The First Psychic: The Peculiar Mystery of a Notorious Victorian Wizard by Peter Lamont (Abacus, £7.99)

Floating tables. Mysterious rapping. Messages from the other side. Peter Lamont's book explores the séance through the career of one of its earliest Victorian practitioners. Daniel Dunglas Home, the pale son of a Scottish paper-mill owner, married into the Russian aristocracy and rose to transatlantic fame by "contacting the spirit world" and conjuring up spooky hands that stopped at the wrist. The first person to be accorded the term "psychic", his secrets remained, unusually, unexposed by either his contemporaries or posterity. In the process, the veracity of his conjuring and levitation skills split public opinion. Dickens thought he was a charlatan and a trickster; Ruskin was desperate to be introduced; and the very mention of his name made Robert Browning foam at the mouth. Lamont's sprightly account of Home's career remains interestingly open as to whether he was a consummate conman or the practitioner of a perennially misunderstood science, although the book would have had extra mesmerising charm of its own had it included more social and cultural context in its bag of tricks.
JL

The Tribes of Britain by David Miles (Phoenix, £9.99)

Miles's history of the population is also a popular history of these islands, since demographics depend on subtle conjunctions of geopolitics (land-ownership, shelter, nutrition, health, mobility) and the mood of the times. There were suddenly more and younger inhabitants in Shakespeare's England, displaced from privatised estates, taking capital risks, migrating to cities, and the tone of their throng is almost audible in Will's work.
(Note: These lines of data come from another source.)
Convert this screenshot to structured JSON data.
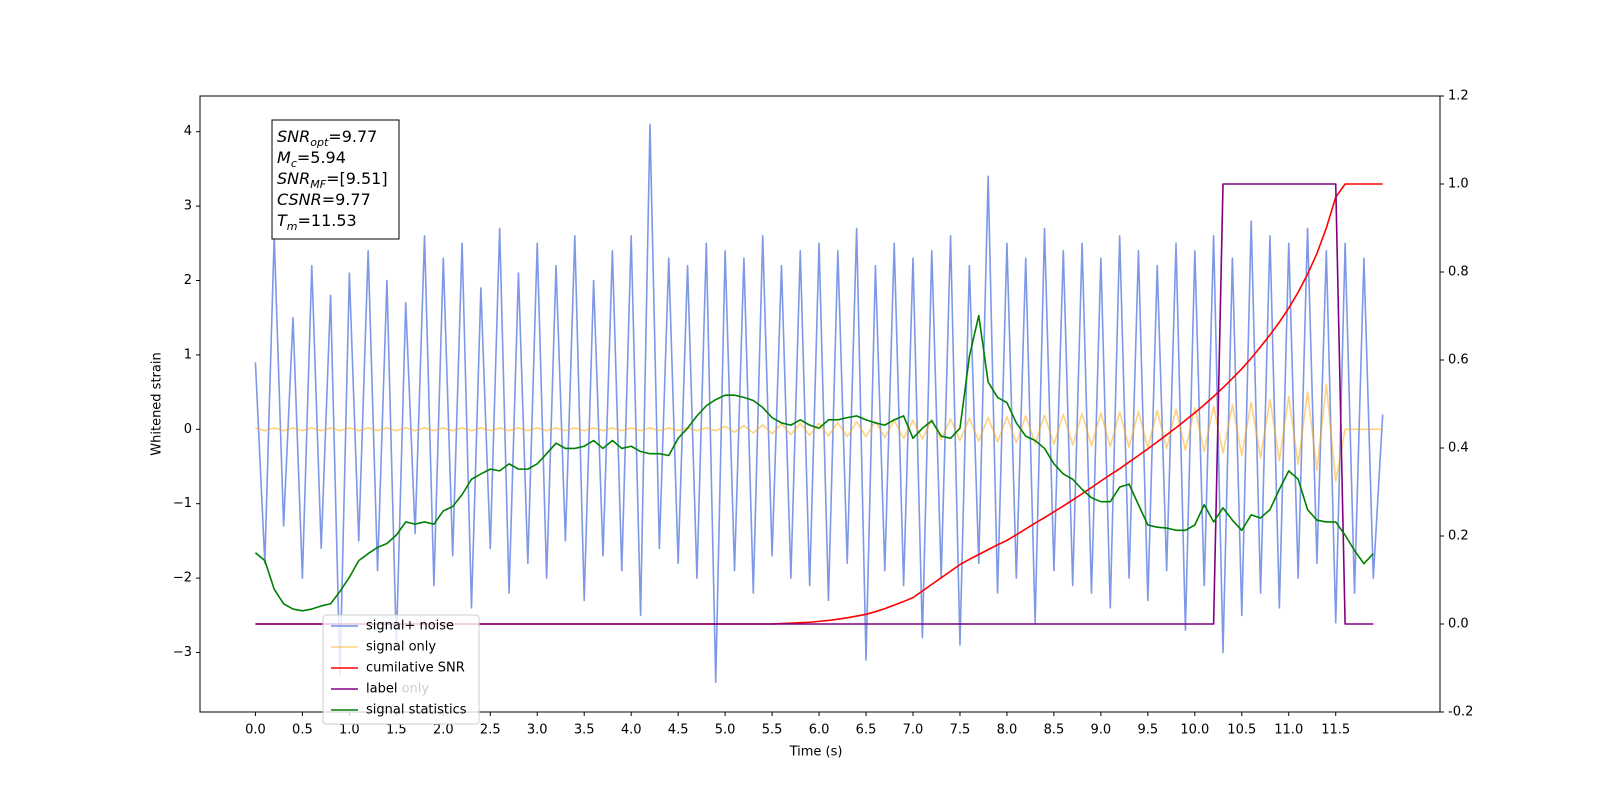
{
  "chart_data": {
    "type": "line",
    "xlabel": "Time (s)",
    "ylabel": "Whitened strain",
    "xlim": [
      -0.59,
      12.61
    ],
    "ylim": [
      -3.8,
      4.48
    ],
    "y2lim": [
      -0.2,
      1.2
    ],
    "xticks": [
      {
        "value": 0,
        "label": "0.0"
      },
      0.5,
      {
        "value": 1,
        "label": "1.0"
      },
      1.5,
      {
        "value": 2,
        "label": "2.0"
      },
      2.5,
      {
        "value": 3,
        "label": "3.0"
      },
      3.5,
      {
        "value": 4,
        "label": "4.0"
      },
      4.5,
      {
        "value": 5,
        "label": "5.0"
      },
      5.5,
      {
        "value": 6,
        "label": "6.0"
      },
      6.5,
      {
        "value": 7,
        "label": "7.0"
      },
      7.5,
      {
        "value": 8,
        "label": "8.0"
      },
      8.5,
      {
        "value": 9,
        "label": "9.0"
      },
      9.5,
      {
        "value": 10,
        "label": "10.0"
      },
      10.5,
      {
        "value": 11,
        "label": "11.0"
      },
      11.5
    ],
    "yticks": [
      {
        "value": -3,
        "label": "−3"
      },
      {
        "value": -2,
        "label": "−2"
      },
      {
        "value": -1,
        "label": "−1"
      },
      0,
      1,
      2,
      3,
      4
    ],
    "y2ticks": [
      -0.2,
      {
        "value": 0,
        "label": "0.0"
      },
      0.2,
      0.4,
      0.6,
      0.8,
      {
        "value": 1,
        "label": "1.0"
      },
      1.2
    ],
    "x": [
      0,
      0.1,
      0.2,
      0.3,
      0.4,
      0.5,
      0.6,
      0.7,
      0.8,
      0.9,
      1,
      1.1,
      1.2,
      1.3,
      1.4,
      1.5,
      1.6,
      1.7,
      1.8,
      1.9,
      2,
      2.1,
      2.2,
      2.3,
      2.4,
      2.5,
      2.6,
      2.7,
      2.8,
      2.9,
      3,
      3.1,
      3.2,
      3.3,
      3.4,
      3.5,
      3.6,
      3.7,
      3.8,
      3.9,
      4,
      4.1,
      4.2,
      4.3,
      4.4,
      4.5,
      4.6,
      4.7,
      4.8,
      4.9,
      5,
      5.1,
      5.2,
      5.3,
      5.4,
      5.5,
      5.6,
      5.7,
      5.8,
      5.9,
      6,
      6.1,
      6.2,
      6.3,
      6.4,
      6.5,
      6.6,
      6.7,
      6.8,
      6.9,
      7,
      7.1,
      7.2,
      7.3,
      7.4,
      7.5,
      7.6,
      7.7,
      7.8,
      7.9,
      8,
      8.1,
      8.2,
      8.3,
      8.4,
      8.5,
      8.6,
      8.7,
      8.8,
      8.9,
      9,
      9.1,
      9.2,
      9.3,
      9.4,
      9.5,
      9.6,
      9.7,
      9.8,
      9.9,
      10,
      10.1,
      10.2,
      10.3,
      10.4,
      10.5,
      10.6,
      10.7,
      10.8,
      10.9,
      11,
      11.1,
      11.2,
      11.3,
      11.4,
      11.5,
      11.6,
      11.7,
      11.8,
      11.9,
      12
    ],
    "series": [
      {
        "name": "signal+ noise",
        "color": "#6f8de6",
        "values": [
          0.9,
          -1.8,
          2.6,
          -1.3,
          1.5,
          -2.0,
          2.2,
          -1.6,
          1.8,
          -3.3,
          2.1,
          -1.5,
          2.4,
          -1.9,
          2.0,
          -2.9,
          1.7,
          -1.4,
          2.6,
          -2.1,
          2.3,
          -1.7,
          2.5,
          -2.4,
          1.9,
          -1.6,
          2.7,
          -2.2,
          2.1,
          -1.8,
          2.5,
          -2.0,
          2.2,
          -1.5,
          2.6,
          -2.3,
          2.0,
          -1.7,
          2.4,
          -1.9,
          2.6,
          -2.5,
          4.1,
          -1.6,
          2.3,
          -1.8,
          2.2,
          -2.0,
          2.5,
          -3.4,
          2.4,
          -1.9,
          2.3,
          -2.2,
          2.6,
          -1.7,
          2.2,
          -2.0,
          2.4,
          -2.1,
          2.5,
          -2.3,
          2.4,
          -1.8,
          2.7,
          -3.1,
          2.2,
          -1.9,
          2.5,
          -2.1,
          2.3,
          -2.8,
          2.4,
          -2.0,
          2.6,
          -2.9,
          2.2,
          -1.8,
          3.4,
          -2.2,
          2.5,
          -2.0,
          2.3,
          -2.6,
          2.7,
          -1.9,
          2.4,
          -2.1,
          2.5,
          -2.2,
          2.3,
          -2.4,
          2.6,
          -2.0,
          2.4,
          -2.3,
          2.2,
          -1.9,
          2.5,
          -2.7,
          2.4,
          -2.1,
          2.6,
          -3.0,
          2.3,
          -2.5,
          2.8,
          -2.2,
          2.6,
          -2.4,
          2.5,
          -2.0,
          2.7,
          -1.8,
          2.4,
          -2.6,
          2.5,
          -2.2,
          2.3,
          -2.0,
          0.2
        ]
      },
      {
        "name": "signal only",
        "color": "#ffa500",
        "values": [
          0.02,
          -0.02,
          0.02,
          -0.02,
          0.02,
          -0.02,
          0.02,
          -0.02,
          0.02,
          -0.02,
          0.02,
          -0.02,
          0.02,
          -0.02,
          0.02,
          -0.02,
          0.02,
          -0.02,
          0.02,
          -0.02,
          0.02,
          -0.02,
          0.02,
          -0.02,
          0.02,
          -0.02,
          0.02,
          -0.02,
          0.02,
          -0.02,
          0.02,
          -0.02,
          0.02,
          -0.02,
          0.02,
          -0.02,
          0.02,
          -0.02,
          0.02,
          -0.02,
          0.02,
          -0.02,
          0.02,
          -0.02,
          0.02,
          -0.02,
          0.02,
          -0.02,
          0.02,
          -0.02,
          0.04,
          -0.04,
          0.05,
          -0.05,
          0.06,
          -0.06,
          0.07,
          -0.07,
          0.08,
          -0.08,
          0.08,
          -0.09,
          0.09,
          -0.1,
          0.1,
          -0.1,
          0.11,
          -0.11,
          0.12,
          -0.12,
          0.12,
          -0.13,
          0.13,
          -0.14,
          0.14,
          -0.15,
          0.15,
          -0.16,
          0.16,
          -0.17,
          0.17,
          -0.18,
          0.18,
          -0.19,
          0.19,
          -0.2,
          0.2,
          -0.21,
          0.21,
          -0.22,
          0.22,
          -0.23,
          0.23,
          -0.24,
          0.24,
          -0.25,
          0.25,
          -0.26,
          0.27,
          -0.28,
          0.29,
          -0.3,
          0.31,
          -0.32,
          0.33,
          -0.35,
          0.36,
          -0.38,
          0.4,
          -0.42,
          0.44,
          -0.47,
          0.5,
          -0.55,
          0.6,
          -0.7,
          0,
          0,
          0,
          0,
          0
        ]
      },
      {
        "name": "cumilative SNR",
        "color": "#ff0000",
        "axis": "y2",
        "values": [
          0,
          0,
          0,
          0,
          0,
          0,
          0,
          0,
          0,
          0,
          0,
          0,
          0,
          0,
          0,
          0,
          0,
          0,
          0,
          0,
          0,
          0,
          0,
          0,
          0,
          0,
          0,
          0,
          0,
          0,
          0,
          0,
          0,
          0,
          0,
          0,
          0,
          0,
          0,
          0,
          0,
          0,
          0,
          0,
          0,
          0,
          0,
          0,
          0,
          0,
          0,
          0,
          0,
          0,
          0,
          0,
          0.001,
          0.002,
          0.003,
          0.004,
          0.006,
          0.008,
          0.011,
          0.014,
          0.018,
          0.022,
          0.028,
          0.035,
          0.043,
          0.051,
          0.06,
          0.075,
          0.09,
          0.105,
          0.12,
          0.135,
          0.147,
          0.158,
          0.169,
          0.18,
          0.19,
          0.203,
          0.216,
          0.229,
          0.242,
          0.255,
          0.268,
          0.282,
          0.296,
          0.31,
          0.325,
          0.339,
          0.353,
          0.368,
          0.383,
          0.398,
          0.414,
          0.43,
          0.446,
          0.463,
          0.48,
          0.498,
          0.517,
          0.537,
          0.558,
          0.58,
          0.604,
          0.63,
          0.657,
          0.686,
          0.718,
          0.754,
          0.795,
          0.842,
          0.9,
          0.97,
          1,
          1,
          1,
          1,
          1
        ]
      },
      {
        "name": "label",
        "color": "#800080",
        "axis": "y2",
        "values": [
          0,
          0,
          0,
          0,
          0,
          0,
          0,
          0,
          0,
          0,
          0,
          0,
          0,
          0,
          0,
          0,
          0,
          0,
          0,
          0,
          0,
          0,
          0,
          0,
          0,
          0,
          0,
          0,
          0,
          0,
          0,
          0,
          0,
          0,
          0,
          0,
          0,
          0,
          0,
          0,
          0,
          0,
          0,
          0,
          0,
          0,
          0,
          0,
          0,
          0,
          0,
          0,
          0,
          0,
          0,
          0,
          0,
          0,
          0,
          0,
          0,
          0,
          0,
          0,
          0,
          0,
          0,
          0,
          0,
          0,
          0,
          0,
          0,
          0,
          0,
          0,
          0,
          0,
          0,
          0,
          0,
          0,
          0,
          0,
          0,
          0,
          0,
          0,
          0,
          0,
          0,
          0,
          0,
          0,
          0,
          0,
          0,
          0,
          0,
          0,
          0,
          0,
          0,
          1,
          1,
          1,
          1,
          1,
          1,
          1,
          1,
          1,
          1,
          1,
          1,
          1,
          0,
          0,
          0,
          0,
          null
        ]
      },
      {
        "name": "signal statistics",
        "color": "#008000",
        "axis": "y2",
        "values": [
          0.162,
          0.144,
          0.079,
          0.046,
          0.034,
          0.03,
          0.034,
          0.041,
          0.046,
          0.074,
          0.106,
          0.144,
          0.16,
          0.174,
          0.183,
          0.202,
          0.232,
          0.227,
          0.232,
          0.227,
          0.257,
          0.267,
          0.294,
          0.329,
          0.341,
          0.352,
          0.348,
          0.364,
          0.352,
          0.352,
          0.364,
          0.387,
          0.411,
          0.399,
          0.399,
          0.404,
          0.417,
          0.399,
          0.417,
          0.399,
          0.404,
          0.392,
          0.387,
          0.387,
          0.383,
          0.422,
          0.445,
          0.473,
          0.496,
          0.51,
          0.52,
          0.52,
          0.515,
          0.508,
          0.492,
          0.469,
          0.457,
          0.452,
          0.464,
          0.452,
          0.445,
          0.464,
          0.464,
          0.469,
          0.473,
          0.464,
          0.457,
          0.452,
          0.464,
          0.473,
          0.422,
          0.445,
          0.462,
          0.427,
          0.422,
          0.445,
          0.608,
          0.701,
          0.55,
          0.515,
          0.503,
          0.457,
          0.427,
          0.417,
          0.399,
          0.364,
          0.341,
          0.329,
          0.306,
          0.287,
          0.278,
          0.278,
          0.311,
          0.318,
          0.271,
          0.225,
          0.22,
          0.218,
          0.213,
          0.213,
          0.225,
          0.271,
          0.232,
          0.264,
          0.236,
          0.213,
          0.248,
          0.241,
          0.26,
          0.306,
          0.348,
          0.329,
          0.26,
          0.236,
          0.232,
          0.232,
          0.202,
          0.167,
          0.137,
          0.16,
          null
        ]
      }
    ],
    "annotations": [
      "label only"
    ],
    "textbox": [
      {
        "symbol": "SNR",
        "subscript": "opt",
        "value": "=9.77"
      },
      {
        "symbol": "M",
        "subscript": "c",
        "value": "=5.94"
      },
      {
        "symbol": "SNR",
        "subscript": "MF",
        "value": "=[9.51]"
      },
      {
        "symbol": "CSNR",
        "subscript": null,
        "value": "=9.77"
      },
      {
        "symbol": "T",
        "subscript": "m",
        "value": "=11.53"
      }
    ]
  }
}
Miles accounts for who came (covering the debate over whether Anglo-Saxons arrived en masse, or just as a few prestigious persons whose status all coveted and copied); who went forth (including a 17th-century exodus of Scots to Poland and 18th-century ditto to India); and who multiplied - not that many until the 18th century, when an upsurge of births provoked Malthus to unarguable conclusions. Miles crams the past century's additions and subtractions into a coda, almost as afterthoughts to the narratives of the bronze age Amesbury Archer, born near the Alps, and the Huguenot boat people seeking asylum in Barnstaple; 2006 is too close to be clear, I expect.